Hätte Borchert länger gelebt, vielleicht wäre aus ihm ein deutscher Beat-Dichter geworden. Oder auch ein Sketch-Schreiber: In seiner Erzählung "Schischyphusch", hier verlesen von Isabel Bogdan, treffen ausgerechnet zwei Menschen mit demselben Sprachfehler aufeinander. Der eine denkt, der andere machte sich über ihn lustig. Ein Soulsänger wie der Hamburger Stefan Gwildis wäre Borchert wohl nicht geworden - aber trotzdem auch nicht ganz abwegig, wie Gwildis in einer Adaption Borcherts Nebel hier nun um die Laterne haucht. Auch als Rezitator macht er sich gut bei einigen unsterblichen Zeilen: "Das Geglüh und der Hund machten die Nacht zur Nacht."

Dann noch Borcherts 1946 entstandener Nachkriegsgenerationentext "Das ist unser Manifest", der Rilke verächtlich zu machen sucht, auf schöne Kunst und gute Grammatik pfeift, stattdessen auf Derbheit setzt, gar fordert, zur Geliebten "alte Sau" zu sagen: vielleicht gerade in der Distanzierung vom Guten und Schönen sich doch sehnend danach? Ziemlich sicher. Denn am Ende steht ein Trotzalledem: "Doch, doch: Wir wollen in dieser wahn-witzigen Welt noch wieder, immer wieder lieben!"

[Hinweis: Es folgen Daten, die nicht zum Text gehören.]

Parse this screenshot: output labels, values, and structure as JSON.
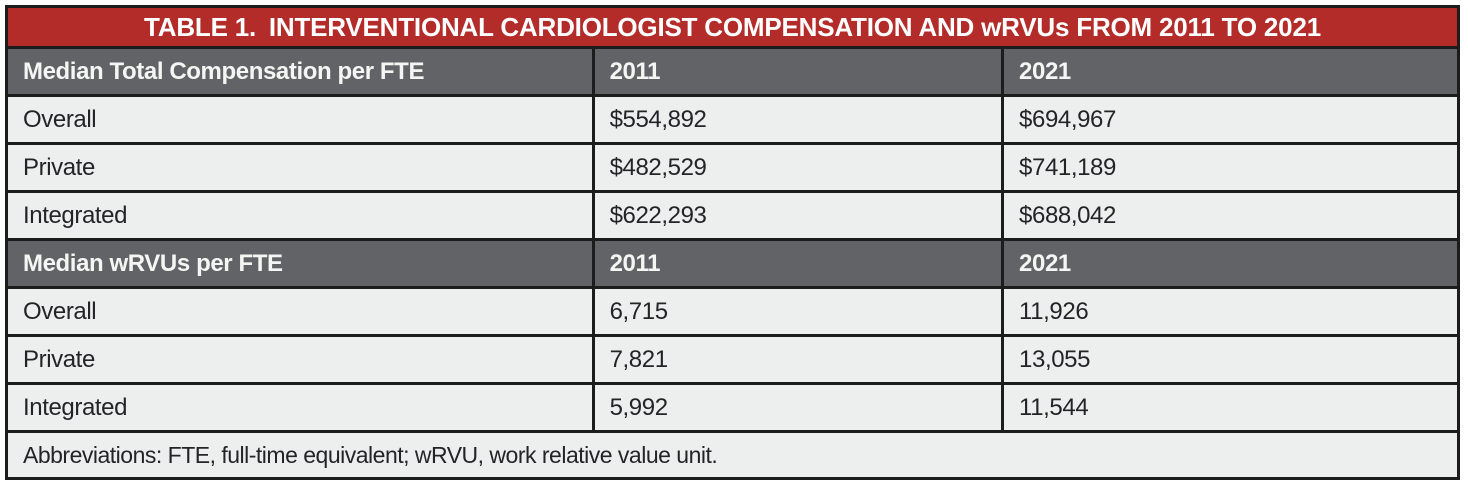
{
  "table": {
    "title": "TABLE 1. INTERVENTIONAL CARDIOLOGIST COMPENSATION AND wRVUs FROM 2011 TO 2021",
    "sections": [
      {
        "header": {
          "label": "Median Total Compensation per FTE",
          "col2011": "2011",
          "col2021": "2021"
        },
        "rows": [
          {
            "label": "Overall",
            "col2011": "$554,892",
            "col2021": "$694,967"
          },
          {
            "label": "Private",
            "col2011": "$482,529",
            "col2021": "$741,189"
          },
          {
            "label": "Integrated",
            "col2011": "$622,293",
            "col2021": "$688,042"
          }
        ]
      },
      {
        "header": {
          "label": "Median wRVUs per FTE",
          "col2011": "2011",
          "col2021": "2021"
        },
        "rows": [
          {
            "label": "Overall",
            "col2011": "6,715",
            "col2021": "11,926"
          },
          {
            "label": "Private",
            "col2011": "7,821",
            "col2021": "13,055"
          },
          {
            "label": "Integrated",
            "col2011": "5,992",
            "col2021": "11,544"
          }
        ]
      }
    ],
    "footnote": "Abbreviations: FTE, full-time equivalent; wRVU, work relative value unit.",
    "colors": {
      "title_bg": "#b32c29",
      "section_bg": "#626366",
      "row_bg": "#edefee",
      "border": "#1c1c1c",
      "header_text": "#ffffff",
      "body_text": "#222527"
    }
  },
  "chart_data": {
    "type": "table",
    "title": "TABLE 1. INTERVENTIONAL CARDIOLOGIST COMPENSATION AND wRVUs FROM 2011 TO 2021",
    "columns": [
      "",
      "2011",
      "2021"
    ],
    "sections": [
      {
        "name": "Median Total Compensation per FTE",
        "rows": [
          [
            "Overall",
            "$554,892",
            "$694,967"
          ],
          [
            "Private",
            "$482,529",
            "$741,189"
          ],
          [
            "Integrated",
            "$622,293",
            "$688,042"
          ]
        ],
        "values_2011": [
          554892,
          482529,
          622293
        ],
        "values_2021": [
          694967,
          741189,
          688042
        ]
      },
      {
        "name": "Median wRVUs per FTE",
        "rows": [
          [
            "Overall",
            "6,715",
            "11,926"
          ],
          [
            "Private",
            "7,821",
            "13,055"
          ],
          [
            "Integrated",
            "5,992",
            "11,544"
          ]
        ],
        "values_2011": [
          6715,
          7821,
          5992
        ],
        "values_2021": [
          11926,
          13055,
          11544
        ]
      }
    ],
    "footnote": "Abbreviations: FTE, full-time equivalent; wRVU, work relative value unit."
  }
}
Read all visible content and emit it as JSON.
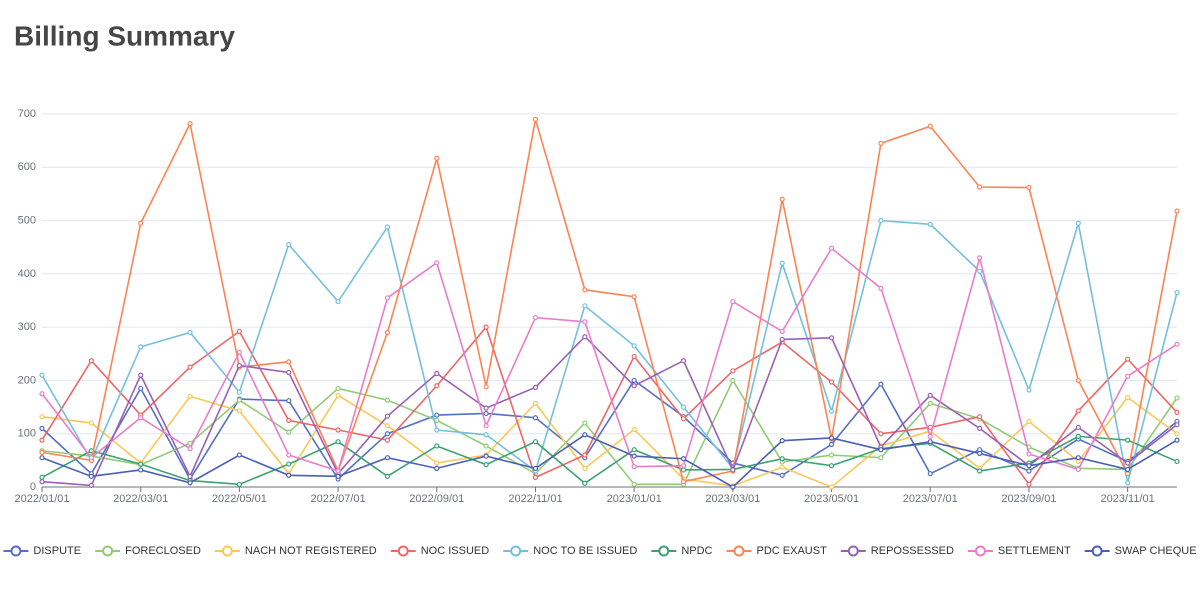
{
  "chart_data": {
    "type": "line",
    "title": "Billing Summary",
    "categories": [
      "2022/01/01",
      null,
      "2022/03/01",
      null,
      "2022/05/01",
      null,
      "2022/07/01",
      null,
      "2022/09/01",
      null,
      "2022/11/01",
      null,
      "2023/01/01",
      null,
      "2023/03/01",
      null,
      "2023/05/01",
      null,
      "2023/07/01",
      null,
      "2023/09/01",
      null,
      "2023/11/01",
      null
    ],
    "ylim": [
      0,
      700
    ],
    "yticks": [
      0,
      100,
      200,
      300,
      400,
      500,
      600,
      700
    ],
    "grid": true,
    "series": [
      {
        "name": "DISPUTE",
        "color": "#5470c6",
        "values": [
          110,
          25,
          185,
          15,
          165,
          162,
          15,
          100,
          135,
          138,
          130,
          55,
          200,
          132,
          45,
          22,
          80,
          193,
          25,
          70,
          30,
          90,
          48,
          123
        ]
      },
      {
        "name": "FORECLOSED",
        "color": "#91cc75",
        "values": [
          68,
          58,
          42,
          82,
          163,
          103,
          185,
          163,
          125,
          77,
          25,
          120,
          5,
          5,
          200,
          47,
          60,
          55,
          157,
          128,
          75,
          35,
          33,
          167
        ]
      },
      {
        "name": "NACH NOT REGISTERED",
        "color": "#fac858",
        "values": [
          132,
          120,
          45,
          170,
          143,
          25,
          172,
          115,
          45,
          60,
          157,
          35,
          108,
          15,
          2,
          37,
          0,
          77,
          105,
          35,
          123,
          48,
          168,
          100
        ]
      },
      {
        "name": "NOC ISSUED",
        "color": "#ee6666",
        "values": [
          88,
          237,
          135,
          225,
          292,
          125,
          107,
          88,
          190,
          300,
          18,
          60,
          245,
          128,
          218,
          272,
          197,
          100,
          112,
          132,
          5,
          143,
          240,
          140
        ]
      },
      {
        "name": "NOC TO BE ISSUED",
        "color": "#73c0de",
        "values": [
          210,
          50,
          263,
          290,
          178,
          455,
          348,
          488,
          107,
          98,
          30,
          340,
          265,
          150,
          35,
          420,
          142,
          500,
          493,
          405,
          182,
          495,
          8,
          365
        ]
      },
      {
        "name": "NPDC",
        "color": "#3ba272",
        "values": [
          18,
          68,
          43,
          12,
          5,
          43,
          85,
          20,
          77,
          42,
          85,
          7,
          70,
          32,
          33,
          53,
          40,
          72,
          82,
          30,
          45,
          95,
          88,
          48
        ]
      },
      {
        "name": "PDC EXAUST",
        "color": "#fc8452",
        "values": [
          65,
          50,
          495,
          682,
          225,
          235,
          30,
          290,
          617,
          188,
          690,
          370,
          357,
          10,
          30,
          540,
          90,
          645,
          677,
          563,
          562,
          200,
          25,
          518
        ]
      },
      {
        "name": "REPOSSESSED",
        "color": "#9a60b4",
        "values": [
          10,
          3,
          210,
          20,
          228,
          215,
          25,
          133,
          213,
          148,
          187,
          282,
          190,
          237,
          32,
          277,
          280,
          75,
          172,
          110,
          40,
          112,
          45,
          117
        ]
      },
      {
        "name": "SETTLEMENT",
        "color": "#ea7ccc",
        "values": [
          175,
          55,
          130,
          72,
          253,
          60,
          30,
          355,
          421,
          115,
          318,
          310,
          38,
          40,
          348,
          292,
          448,
          373,
          95,
          430,
          62,
          33,
          208,
          268
        ]
      },
      {
        "name": "SWAP CHEQUE",
        "color": "#4a5fb5",
        "values": [
          55,
          20,
          32,
          8,
          60,
          22,
          20,
          55,
          35,
          58,
          35,
          98,
          58,
          53,
          0,
          87,
          92,
          70,
          85,
          63,
          40,
          55,
          33,
          88
        ]
      }
    ]
  }
}
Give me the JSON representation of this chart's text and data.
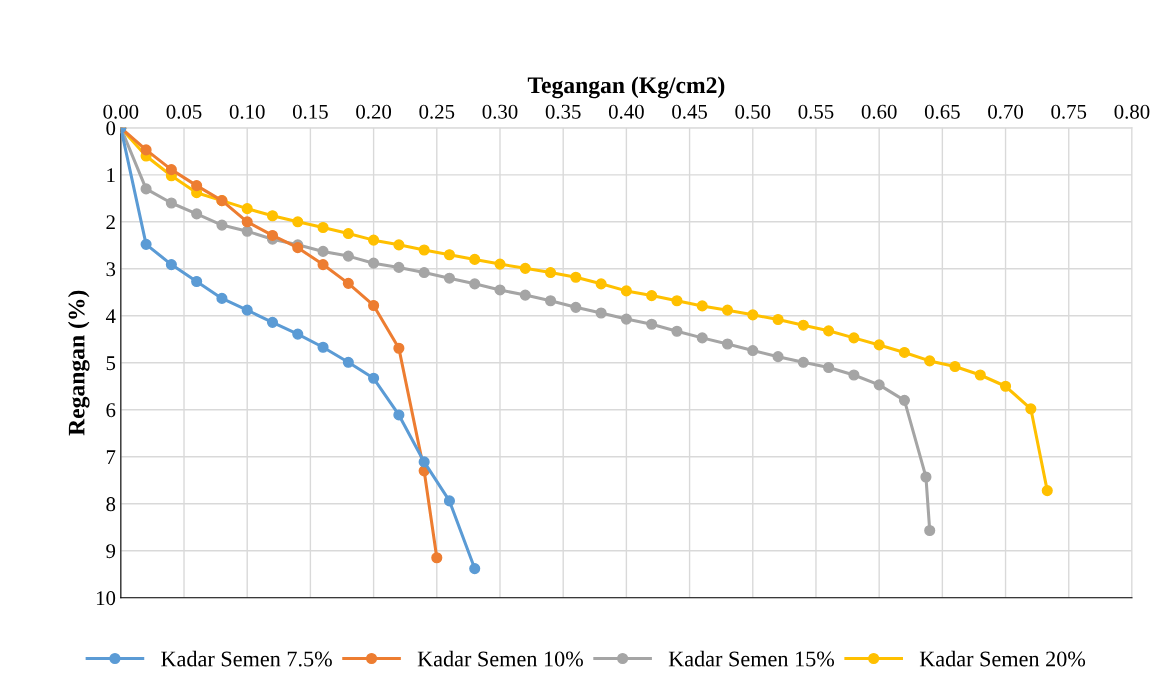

Der Schriftsteller Matthias Politycki, der dies vortrug, meinte später im Gespräch: Aus dem Krieg zu kommen wie Borchert und dann ein Manifest zu schreiben, das an die Liebe appelliere, das sei schon stark. Borchert war zweimal an der Ostfront, zweimal in mehrmonatiger Haft, erst wegen vermuteter Selbstverstümmelung, dann wegen Wehrkraftzersetzung: Er hatte vor Kameraden Goebbels parodiert, wurde denunziert. Schwerkrank kam er im Mai 1945 mit Glück nach Hamburg zurück.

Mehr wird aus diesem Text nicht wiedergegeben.